Il condomino può rinunciare all’utilizzo dell’impianto centralizzato di riscaldamento o di condizionamento, se dal suo distacco non derivano notevoli squilibri di funzionamento o aggravi di spesa per gli altri condomini.

In sostanza, il condomino che vuole distaccarsi dovrà essere in grado di dimostrare che dalla sua azione non derivi danno per l’impianto e quindi per i suoi vicini. In tal senso può considerarsi risolutiva una relazione tecnica (preferibilmente una così detta perizia giurata).

Ottenuta questa certificazione, che cosa bisogna fare?

Al riguardo, ad avviso di chi scrive, al di là delle eventuali disposizioni contenute nei vari regolamenti di condominio, è necessario darne comunicazione all’amministratore.

I motivi sono sostanzialmente due:

poiché si va ad intervenire su cose comuni è bene che il legale rappresentante sappia di quanto si sta andando a fare;
poiché l’intervento riguarderà anche parti di proprietà esclusiva (l’impianto a servizio dell’unità immobiliare), troverà applicazione l’art. 1122 c.c. che recita:

Nell’unità immobiliare di sua proprietà ovvero nelle parti normalmente destinate all’uso comune, che siano state attribuite in proprietà esclusiva o destinate all’uso individuale, il condomino non può eseguire opere che rechino danno alle parti comuni ovvero determinino pregiudizio alla stabilità, alla sicurezza o al decoro architettonico dell’edificio.
In ogni caso è data preventiva notizia all’amministratore che ne riferisce all’assemblea.

In pratica il condomino che intende distaccare il proprio impianto da quello centralizzato deve comunicarlo all’amministratore anche perché quest’ultimo possa riferirne all’assemblea.

Il secondo comma dell’art. 1122 c.c. non specifica entro quanto tempo debba temersi l’assemblea condominiale e di conseguenza se nelle more il condomino debba attendere. Ad avviso di chi scrive, il condomino può iniziare subito i lavori. Chiaramente, se l’amministratore ha il fondato sospetto che l’opera possa essere lesiva dell’impianto condominiale (es. perché ci sono stati già altri distacchi) dovrà convocare quanto prima l’assemblea per la deliberazioni delle decisioni in merito.
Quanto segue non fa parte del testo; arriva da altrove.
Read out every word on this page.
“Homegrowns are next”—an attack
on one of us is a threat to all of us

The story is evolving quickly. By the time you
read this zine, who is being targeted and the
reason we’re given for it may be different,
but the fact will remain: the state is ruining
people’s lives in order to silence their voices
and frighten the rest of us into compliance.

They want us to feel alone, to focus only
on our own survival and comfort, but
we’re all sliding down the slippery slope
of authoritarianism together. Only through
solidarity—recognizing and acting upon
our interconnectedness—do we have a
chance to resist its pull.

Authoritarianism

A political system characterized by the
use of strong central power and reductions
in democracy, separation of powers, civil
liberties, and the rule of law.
Ad ogni buon conto, in casi simili l’amministratore, senza preventiva autorizzazione assembleare, può ricorrere al giudice con un’azione così detta di denuncia di nuova opera per ottenere la sospensione dei lavori.

In nessun caso l’assemblea può vietare l’esecuzione dei lavori, non essendo previsto un potere assembleare in tal senso. Deliberazioni del genere dovrebbero essere considerate nulle per lesione del diritto dei singoli sulle cose comuni.